Two SEC commissioners dissented from the SEC’s decision to join the federal government’s amicus brief. Republican Commissioners Hester Peirce and Mark Uyeda said in a statement that the agency opted to join the amicus brief while weighing major, complex rulemakings on its agenda – and the agency can “engage in only so many robust deliberative processes at one time”.

The commissioners continued: “The commission cannot pursue every item on its wish list all at once, but instead it must prioritize. It is not clear to us that such prioritization is taking place.”

The Anti-Fraud Coalition – along with the National Employment Lawyers Association and the Wall Street reform group Better Markets – plus consumer advocacy group Public Citizen, and Senators Charles Grassley (R-IA) and Senator Ron Wyden (D-OR) writing together – urged the high court to reverse the Second Circuit’s judgment with their friend of the court briefs.

Burden of proof under SOX

In slightly different phrasing, each of them said the Second Court’s interpretation “places an additional elemental burden of proof onto that which Congress unambiguously imposed on whistleblower plaintiffs under SOX.”

The groups also fear the Second Circuit’s interpretation would discourage would-be whistleblowers from reporting financial frauds and could “insulate financial misconduct from detection and prosecution.”

The Second Circuit significantly raised the threshold for SOX whistleblower plaintiffs. 

Before last week, and still in at least two other US circuit courts, these whistleblower claims operated as follows: After a plaintiff successfully showed that his or her protected activity contributed in some way to an adverse employment action, the burden would shift to requiring the employer to “present clear and convincing evidence that it had a nondiscriminatory justification” for taking the action it took (Bechtel v. Admin. Rev. Bd., Second Circuit, 2013).

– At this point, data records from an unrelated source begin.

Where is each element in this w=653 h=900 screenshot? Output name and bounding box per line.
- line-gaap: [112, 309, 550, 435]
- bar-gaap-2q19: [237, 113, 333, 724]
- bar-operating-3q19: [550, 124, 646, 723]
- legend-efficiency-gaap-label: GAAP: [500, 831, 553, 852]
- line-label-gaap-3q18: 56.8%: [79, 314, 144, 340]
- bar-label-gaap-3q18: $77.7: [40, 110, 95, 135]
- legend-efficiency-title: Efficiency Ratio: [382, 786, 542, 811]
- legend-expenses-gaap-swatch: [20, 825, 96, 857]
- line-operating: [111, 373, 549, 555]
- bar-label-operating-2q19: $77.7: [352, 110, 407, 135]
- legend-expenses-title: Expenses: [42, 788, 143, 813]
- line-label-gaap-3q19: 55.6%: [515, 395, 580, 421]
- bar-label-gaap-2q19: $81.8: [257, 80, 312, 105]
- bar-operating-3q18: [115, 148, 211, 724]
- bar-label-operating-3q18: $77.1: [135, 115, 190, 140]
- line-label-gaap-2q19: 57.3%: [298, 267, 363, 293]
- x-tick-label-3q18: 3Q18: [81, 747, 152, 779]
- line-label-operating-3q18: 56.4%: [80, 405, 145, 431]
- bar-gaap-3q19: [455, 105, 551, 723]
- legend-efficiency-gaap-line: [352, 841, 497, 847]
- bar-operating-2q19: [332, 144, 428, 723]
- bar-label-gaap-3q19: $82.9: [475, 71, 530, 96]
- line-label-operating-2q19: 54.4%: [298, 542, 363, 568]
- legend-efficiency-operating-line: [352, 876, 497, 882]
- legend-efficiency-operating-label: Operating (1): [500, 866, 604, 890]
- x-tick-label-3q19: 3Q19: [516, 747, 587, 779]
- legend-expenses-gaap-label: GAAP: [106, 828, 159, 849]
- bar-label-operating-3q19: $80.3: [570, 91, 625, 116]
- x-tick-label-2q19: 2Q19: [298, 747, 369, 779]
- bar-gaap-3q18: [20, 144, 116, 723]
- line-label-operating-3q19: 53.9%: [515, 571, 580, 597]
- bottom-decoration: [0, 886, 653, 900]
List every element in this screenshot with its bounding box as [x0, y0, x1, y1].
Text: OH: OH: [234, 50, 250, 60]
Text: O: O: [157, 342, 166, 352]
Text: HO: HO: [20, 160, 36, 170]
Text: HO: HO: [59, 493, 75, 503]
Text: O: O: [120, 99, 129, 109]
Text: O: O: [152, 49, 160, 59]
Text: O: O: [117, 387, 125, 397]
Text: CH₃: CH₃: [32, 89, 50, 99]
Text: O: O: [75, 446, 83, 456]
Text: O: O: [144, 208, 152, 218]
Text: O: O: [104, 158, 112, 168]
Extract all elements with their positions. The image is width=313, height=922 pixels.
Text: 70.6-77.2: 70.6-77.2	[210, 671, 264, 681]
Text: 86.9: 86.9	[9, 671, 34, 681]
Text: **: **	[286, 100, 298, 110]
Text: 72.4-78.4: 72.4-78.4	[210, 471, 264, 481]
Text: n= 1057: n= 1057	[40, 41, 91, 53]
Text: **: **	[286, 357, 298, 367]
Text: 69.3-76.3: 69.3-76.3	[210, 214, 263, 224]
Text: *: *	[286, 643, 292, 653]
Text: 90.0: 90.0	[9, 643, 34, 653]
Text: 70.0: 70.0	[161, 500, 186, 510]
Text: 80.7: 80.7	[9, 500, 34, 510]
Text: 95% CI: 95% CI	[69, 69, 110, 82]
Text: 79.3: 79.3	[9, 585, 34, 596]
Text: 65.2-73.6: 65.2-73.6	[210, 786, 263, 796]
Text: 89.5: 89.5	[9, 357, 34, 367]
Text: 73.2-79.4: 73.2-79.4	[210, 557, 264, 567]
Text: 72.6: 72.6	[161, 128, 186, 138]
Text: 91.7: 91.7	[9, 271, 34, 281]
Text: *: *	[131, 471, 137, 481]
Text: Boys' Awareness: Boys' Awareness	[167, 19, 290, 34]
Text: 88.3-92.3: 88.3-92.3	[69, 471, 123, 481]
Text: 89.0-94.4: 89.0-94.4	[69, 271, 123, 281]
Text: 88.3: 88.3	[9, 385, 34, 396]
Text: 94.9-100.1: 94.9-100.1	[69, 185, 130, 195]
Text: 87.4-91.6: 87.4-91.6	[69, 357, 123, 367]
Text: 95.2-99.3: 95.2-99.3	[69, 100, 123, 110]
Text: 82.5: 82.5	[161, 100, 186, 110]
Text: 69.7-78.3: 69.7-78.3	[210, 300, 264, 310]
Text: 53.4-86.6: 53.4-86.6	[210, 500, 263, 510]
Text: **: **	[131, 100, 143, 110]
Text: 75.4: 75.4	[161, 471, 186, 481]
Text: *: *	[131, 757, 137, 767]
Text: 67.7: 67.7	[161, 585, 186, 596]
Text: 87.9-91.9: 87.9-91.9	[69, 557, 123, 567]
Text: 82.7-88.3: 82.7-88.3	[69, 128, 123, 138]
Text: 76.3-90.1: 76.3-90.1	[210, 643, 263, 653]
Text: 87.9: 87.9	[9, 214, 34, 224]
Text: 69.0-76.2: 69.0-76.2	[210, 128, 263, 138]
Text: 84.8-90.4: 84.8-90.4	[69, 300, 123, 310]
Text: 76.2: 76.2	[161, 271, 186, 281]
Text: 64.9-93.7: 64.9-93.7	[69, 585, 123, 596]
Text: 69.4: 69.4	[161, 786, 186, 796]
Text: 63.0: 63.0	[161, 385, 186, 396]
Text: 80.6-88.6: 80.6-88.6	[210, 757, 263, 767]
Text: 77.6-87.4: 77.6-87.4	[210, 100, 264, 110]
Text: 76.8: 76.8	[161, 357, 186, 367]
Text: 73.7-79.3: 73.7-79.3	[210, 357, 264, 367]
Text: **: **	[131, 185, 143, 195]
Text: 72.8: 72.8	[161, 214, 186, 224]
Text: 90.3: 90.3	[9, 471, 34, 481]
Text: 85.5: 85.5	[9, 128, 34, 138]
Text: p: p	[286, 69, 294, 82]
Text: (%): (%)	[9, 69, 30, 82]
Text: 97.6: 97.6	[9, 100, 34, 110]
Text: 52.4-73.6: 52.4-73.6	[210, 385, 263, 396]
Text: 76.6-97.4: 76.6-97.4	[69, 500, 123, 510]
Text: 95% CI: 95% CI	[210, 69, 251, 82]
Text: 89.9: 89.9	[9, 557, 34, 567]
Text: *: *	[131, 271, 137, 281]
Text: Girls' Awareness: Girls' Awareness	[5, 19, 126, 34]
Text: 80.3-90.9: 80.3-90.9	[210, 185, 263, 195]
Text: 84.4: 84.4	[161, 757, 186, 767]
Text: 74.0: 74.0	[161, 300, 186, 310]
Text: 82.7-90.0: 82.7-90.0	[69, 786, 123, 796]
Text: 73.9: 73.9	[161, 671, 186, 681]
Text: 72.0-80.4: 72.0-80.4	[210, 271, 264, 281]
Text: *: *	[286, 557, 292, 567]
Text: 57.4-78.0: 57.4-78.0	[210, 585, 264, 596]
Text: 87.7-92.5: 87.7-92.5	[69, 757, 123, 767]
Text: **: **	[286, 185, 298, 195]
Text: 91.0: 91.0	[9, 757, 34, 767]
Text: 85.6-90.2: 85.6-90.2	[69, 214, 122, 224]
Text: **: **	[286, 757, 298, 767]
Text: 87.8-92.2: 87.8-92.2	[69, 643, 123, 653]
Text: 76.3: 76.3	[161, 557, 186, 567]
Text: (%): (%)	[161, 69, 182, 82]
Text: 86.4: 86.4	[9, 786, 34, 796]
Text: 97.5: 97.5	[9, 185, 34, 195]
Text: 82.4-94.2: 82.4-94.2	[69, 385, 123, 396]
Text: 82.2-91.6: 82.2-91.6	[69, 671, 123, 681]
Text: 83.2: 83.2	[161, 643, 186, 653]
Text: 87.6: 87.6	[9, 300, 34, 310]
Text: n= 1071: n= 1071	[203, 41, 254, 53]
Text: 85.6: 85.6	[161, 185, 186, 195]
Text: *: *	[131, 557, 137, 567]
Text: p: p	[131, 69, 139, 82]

Implications for labor rights

A Supreme Court ruling that turns those federal court and Department of Labor interpretations on their head would be a significant rollback in employee whistleblower protections.

Whistleblowers come forward to make a whistleblower claim with great employment, reputational and financial risk involved in that decision – often in the hopes of stopping ongoing illegal activity.

It could be argued that it’s even in the business’s interest to interpret SOX and its antiretaliation provisions the way several federal agencies, advocacy groups and Murray have argued.

Reporting, promptly investigating and eradicating such illegal activity should be a priority for any company as a whole, and perhaps more critically to its board, shareholders, customers, business partners, and – since trust in a very large business entity like UBS, which just became larger this spring – is involved here, society as a whole.